Immediately the older boy begins to scream and does not stop.

It is only after the lights come back on that the other teachers and students arrive to find Tarquin huddled underneath the sink. The bully’s legs and arms are scattered across two of the bathroom stalls. His head is found in the toilet bowl of the third, face burned and heavily disfigured.

“People started avoiding me after that, pretended like I wasn’t even in the room with them. Everyone thought I had something to do with it, and they were scared. Even the teachers wouldn’t look me in the eye.”

Callie finds she cannot stop shivering.

“I was glad to leave that school. Everyone thought I was a freak long before that happened, anyway. Never really stopped feeling guilty about it, even if I didn’t do the actual killing—like maybe the reason he was dead was because I wanted him dead. And then I started seeing her more often, the woman in black.
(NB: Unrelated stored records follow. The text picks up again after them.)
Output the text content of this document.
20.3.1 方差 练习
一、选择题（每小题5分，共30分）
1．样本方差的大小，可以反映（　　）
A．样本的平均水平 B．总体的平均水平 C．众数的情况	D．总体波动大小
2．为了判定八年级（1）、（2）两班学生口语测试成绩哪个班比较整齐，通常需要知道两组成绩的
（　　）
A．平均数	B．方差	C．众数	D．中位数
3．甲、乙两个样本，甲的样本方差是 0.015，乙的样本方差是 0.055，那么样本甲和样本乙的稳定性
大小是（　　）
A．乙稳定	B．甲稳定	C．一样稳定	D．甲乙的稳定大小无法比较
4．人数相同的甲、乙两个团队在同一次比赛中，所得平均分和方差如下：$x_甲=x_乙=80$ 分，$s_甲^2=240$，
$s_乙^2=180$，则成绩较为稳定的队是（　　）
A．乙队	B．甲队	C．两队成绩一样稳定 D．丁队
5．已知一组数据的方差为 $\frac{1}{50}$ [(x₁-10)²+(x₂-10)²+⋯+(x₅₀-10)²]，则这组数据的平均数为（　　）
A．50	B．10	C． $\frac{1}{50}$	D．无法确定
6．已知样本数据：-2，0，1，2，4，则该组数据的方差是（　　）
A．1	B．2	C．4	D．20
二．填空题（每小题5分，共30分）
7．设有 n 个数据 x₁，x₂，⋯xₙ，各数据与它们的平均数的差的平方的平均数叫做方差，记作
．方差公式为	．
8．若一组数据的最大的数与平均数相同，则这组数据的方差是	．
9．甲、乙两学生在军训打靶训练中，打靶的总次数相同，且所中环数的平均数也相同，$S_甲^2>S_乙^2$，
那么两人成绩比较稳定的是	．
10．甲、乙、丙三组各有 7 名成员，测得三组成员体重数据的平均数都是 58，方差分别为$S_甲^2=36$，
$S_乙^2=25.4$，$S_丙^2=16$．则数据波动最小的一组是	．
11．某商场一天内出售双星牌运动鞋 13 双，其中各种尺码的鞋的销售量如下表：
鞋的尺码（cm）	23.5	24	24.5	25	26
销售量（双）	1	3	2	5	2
When McKinley died, bits of the mask she wears start crumbling—not that she has what you would call a face in any normal sense of the word. And when I heard about how Mom died, in almost the same way McKinley did…maybe Mom was right to try and kill me.” The boy shudders.
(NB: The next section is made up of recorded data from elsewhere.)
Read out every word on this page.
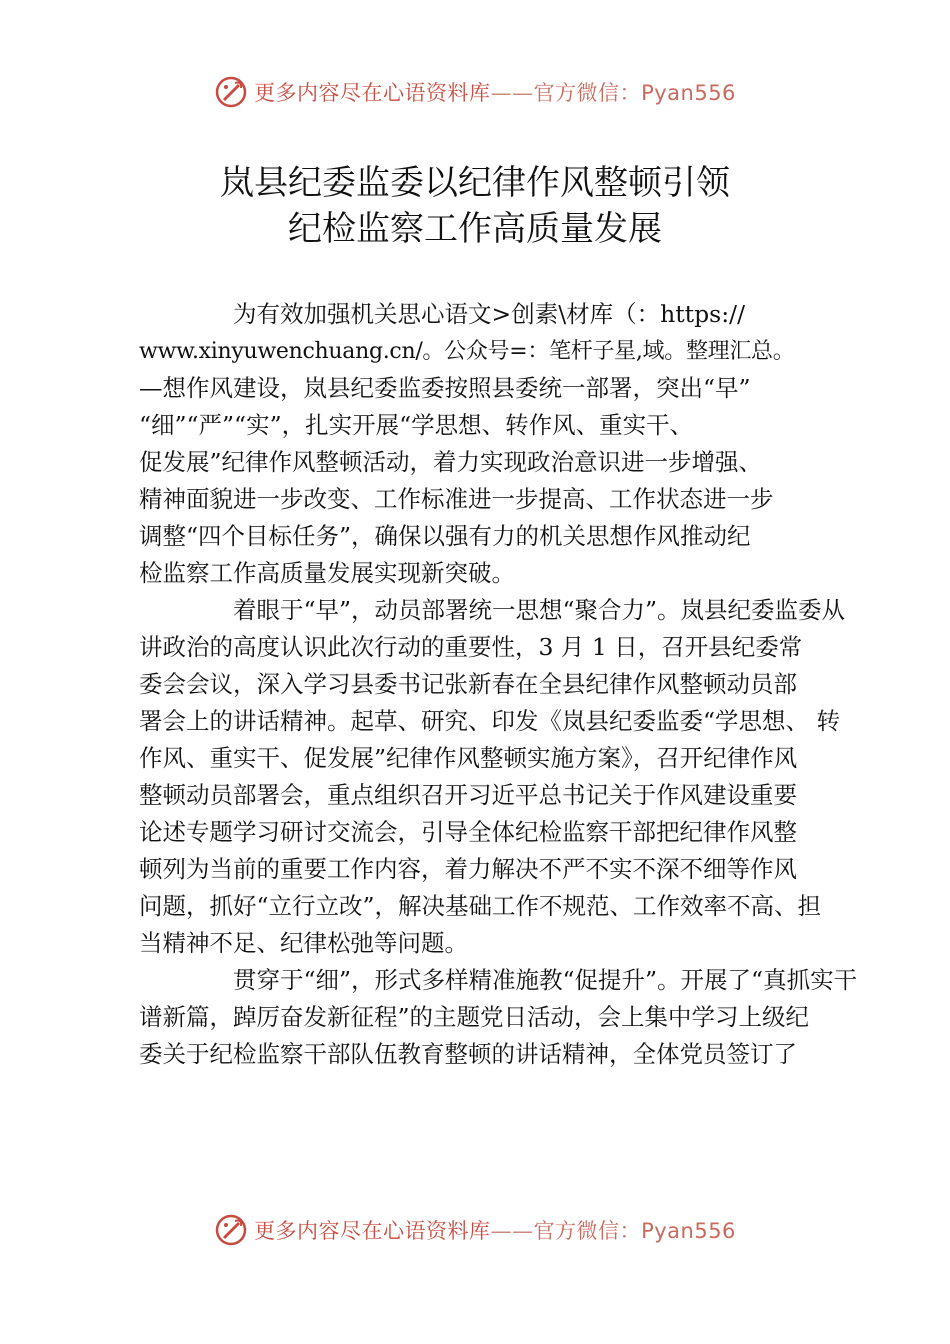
更多内容尽在心语资料库——官方微信：Pyan556
岚县纪委监委以纪律作风整顿引领
纪检监察工作高质量发展

为有效加强机关思心语文>创素\材库（：https://
www.xinyuwenchuang.cn/。公众号=：笔杆子星,域。整理汇总。
—想作风建设，岚县纪委监委按照县委统一部署，突出“早”
“细”“严”“实”，扎实开展“学思想、转作风、重实干、
促发展”纪律作风整顿活动，着力实现政治意识进一步增强、
精神面貌进一步改变、工作标准进一步提高、工作状态进一步
调整“四个目标任务”，确保以强有力的机关思想作风推动纪
检监察工作高质量发展实现新突破。

着眼于“早”，动员部署统一思想“聚合力”。岚县纪委监委从
讲政治的高度认识此次行动的重要性，3 月 1 日，召开县纪委常
委会会议，深入学习县委书记张新春在全县纪律作风整顿动员部
署会上的讲话精神。起草、研究、印发《岚县纪委监委“学思想、 转
作风、重实干、促发展”纪律作风整顿实施方案》，召开纪律作风
整顿动员部署会，重点组织召开习近平总书记关于作风建设重要
论述专题学习研讨交流会，引导全体纪检监察干部把纪律作风整
顿列为当前的重要工作内容，着力解决不严不实不深不细等作风
问题，抓好“立行立改”，解决基础工作不规范、工作效率不高、担
当精神不足、纪律松弛等问题。

贯穿于“细”，形式多样精准施教“促提升”。开展了“真抓实干
谱新篇，踔厉奋发新征程”的主题党日活动，会上集中学习上级纪
委关于纪检监察干部队伍教育整顿的讲话精神，全体党员签订了

更多内容尽在心语资料库——官方微信：Pyan556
“Don’t ever look at her directly, Callie. That thing behind the mask…everything wrong about humanity is hiding behind it. And now it’s happened again.”

“What has happened again?”

Once again, Tarquin slowly rolls up his sleeve, exposing the rest of the tattoos. The lines of strange writing running up his arm look bleached and worn, as blanched as the seal on his right wrist. In contrast, the seal on his left wrist had not faded like the others had; translucent one moment, dark in the next.
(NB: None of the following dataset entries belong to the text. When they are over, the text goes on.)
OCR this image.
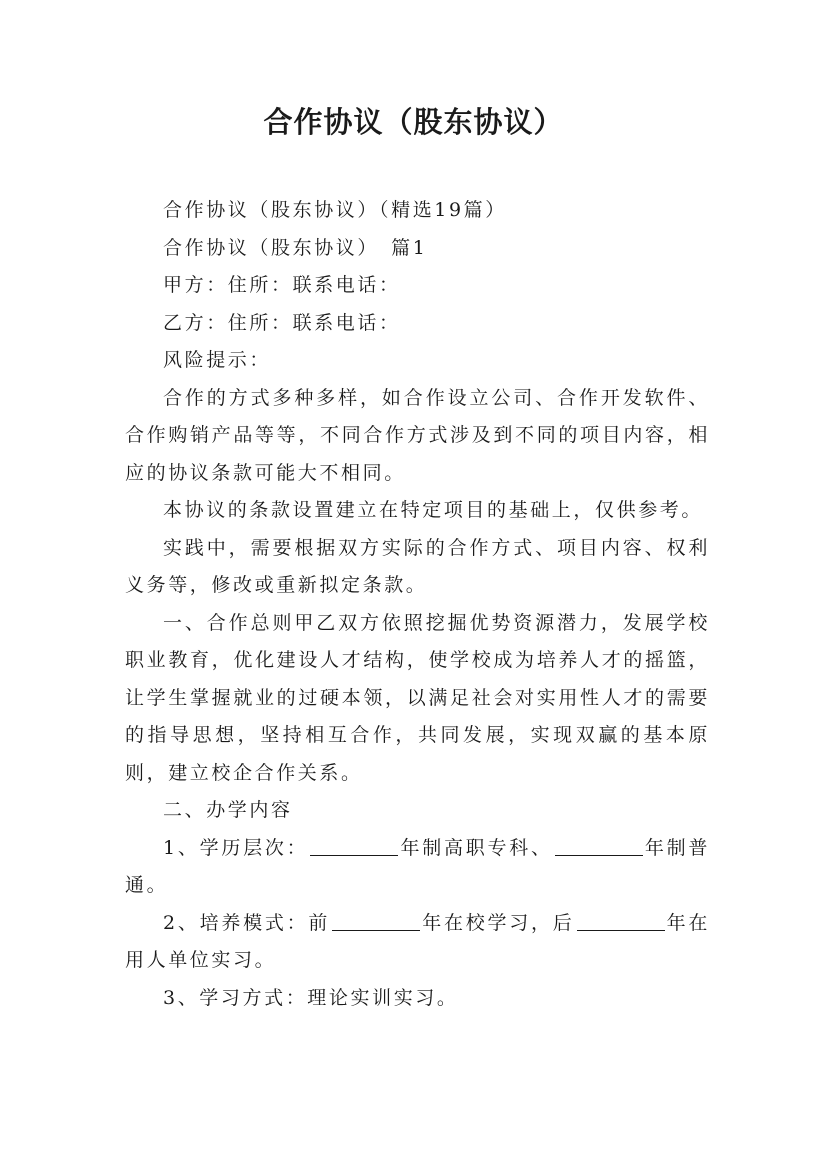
合作协议（股东协议）

合作协议（股东协议）（精选19篇）

合作协议（股东协议）　篇1

甲方：住所：联系电话：

乙方：住所：联系电话：

风险提示：

合作的方式多种多样，如合作设立公司、合作开发软件、合作购销产品等等，不同合作方式涉及到不同的项目内容，相应的协议条款可能大不相同。

本协议的条款设置建立在特定项目的基础上，仅供参考。

实践中，需要根据双方实际的合作方式、项目内容、权利义务等，修改或重新拟定条款。

一、合作总则甲乙双方依照挖掘优势资源潜力，发展学校职业教育，优化建设人才结构，使学校成为培养人才的摇篮，让学生掌握就业的过硬本领，以满足社会对实用性人才的需要的指导思想，坚持相互合作，共同发展，实现双赢的基本原则，建立校企合作关系。

二、办学内容

1、学历层次：	年制高职专科、	年制普通。

2、培养模式：前	年在校学习，后	年在用人单位实习。

3、学习方式：理论实训实习。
“There’s more.” Tarquin turns and lifts his shirt partway up. Like the ones on his arms, the other tattoos are also faded, except for one of the two seals at the small of his back that is still an inky black.

“Is it too optimistic to hope that they’ll all disappear soon?”

She has broken many of those seals, Tarquin’s mother had said. And Callie knows that her blood marks the now-sputtering seal on her cousin’s left wrist, remembers the hooded woman staring down at her as she lay helpless on the gurney, that evil, decayed face looking out at her from behind the pristine and porcelain doll-like mask.

“Callie, what’s wrong?” Tarquin asks, studying her face. “You’re as white as a sheet again.”

“I’m just—I’m just a little overwhelmed by all this.”

“I won’t stop you if you don’t want to come near any of us after this, you know. I don’t want to get you into any more trouble.”

“We’re in this together, Tark.” I’m in this, too, she thinks. My blood is on that seal. Even if I stay as far as I can away from them, she’ll still be able to find me. And kill me.

“It doesn’t matter. We’re going back to Japan. Dad’s company wants to send him to Tokyo because he speaks Japanese, and he wants me along. And we’ve still gotta bring Mom’s ashes back to Yagen Valley, wherever that is.”

“I could be going to Japan soon, too.”

The boy turns to look at her, and I know the young woman feels it as well as I can. There is something about the masked woman in black that lurks out of the corner of the boy’s eyes, though he himself does not know.

“Why?” he asks.

“You remember that cultural studies program I applied for? Japan is on the list of countries I can opt for, if it hasn’t filled up already.”

“You’re not sticking around here to teach anymore?”

“Probably not. I’m getting a little sick of being pointed out as ‘the girl in that serial-murderer case.’ Anyway, I’ll be back in time for college applications.”